Марат шел по траве. Мимо него неровными рядами тянулись каменные плиты. В их тверди кто-то высек изображения и имена людей.
Вокруг было холодно и странно. Солнце на небе, но его свет не греет. Мир яркий, но кажется, будто вещи утратили контрастность.
Звук. Этот звук преследовал его сквозь весь сон. Звук был негромкий, как шелест или далекое журчание. Он доносился снизу… изнутри.
Марат посмотрел вниз.
Он увидел, что одет в шорты и большие черные башмаки. Он никогда раньше не носил обувь. Она его удивила, но еще больше его удивило собственное тело. Оно показалось ему чужим и бесконечно длинным. Руки и ноги вытянулись. Желтая кожа блестела от пота. А в правой половине его груди была дыра. Этот звук вырывался из нее каждый раз, когда Марат вдыхал. А когда он выдыхал, над раной беззвучно вздувался и лопался жидкий кровяной пузырь.
Кровь была красной — чуждый цвет посреди этого простора зеленой травы и белых камней. Марат остановился и обеими руками оперся на одну из плит. Он чувствовал смертельную усталость. Поле было бесконечным. Оно тянулось от горизонта и до горизонта. Над ним плыли низкие пепельно-серые облака.
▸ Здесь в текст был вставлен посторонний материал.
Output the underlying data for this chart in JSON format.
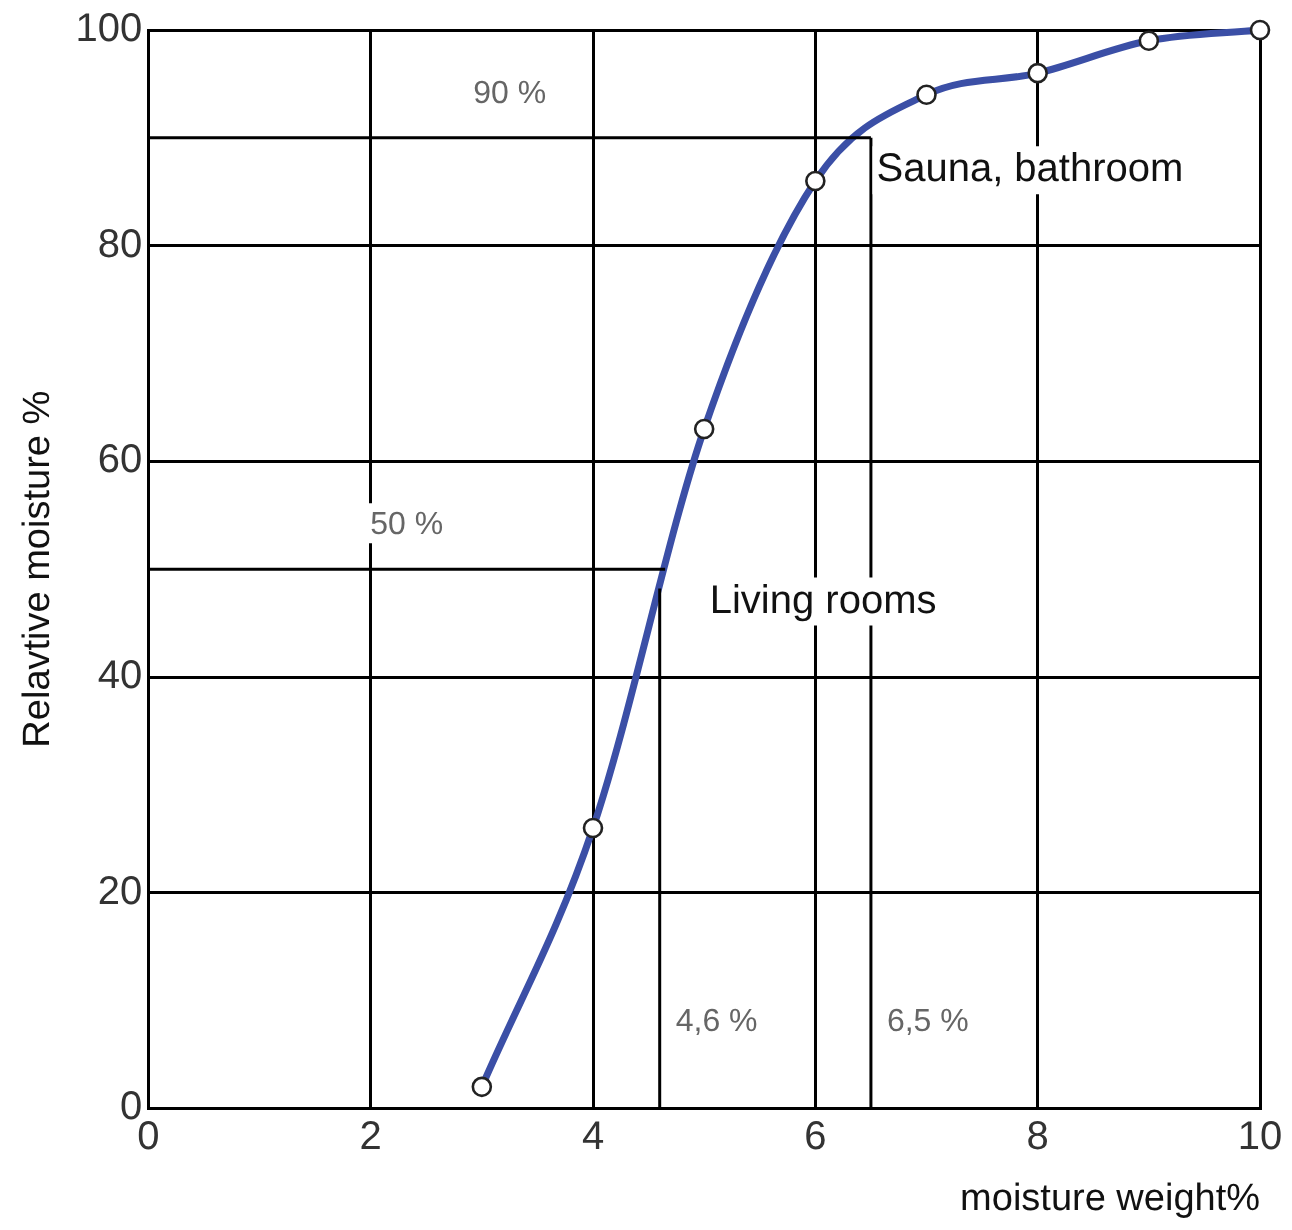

Марат заметил, что кровь из раны пачкает камень. Он стоял, не в силах сдвинуться с места, а под ним натекало и натекало. Он начал видеть вырезанное в камне лицо. Вырезанное в камне имя. Черточки, выбитые неизвестным художником, одна за другой заполнялись алой влагой. Марата охватил ужас. Потому что это было его лицо. Хотя не совсем…
И имя было его, но не совсем его. Марат Шудри-Буаньи. Шудри — фамилия его матери. Но кто такой Буаньи? Почему под не совсем его лицом это имя?
Лицо-маска в окровавленном камне шевельнуло глазами, и Марат беззвучно закричал. Это была тюрьма. Под этими плитами лежали скованные, вмурованные на вечное сохранение люди.
И он тоже был там.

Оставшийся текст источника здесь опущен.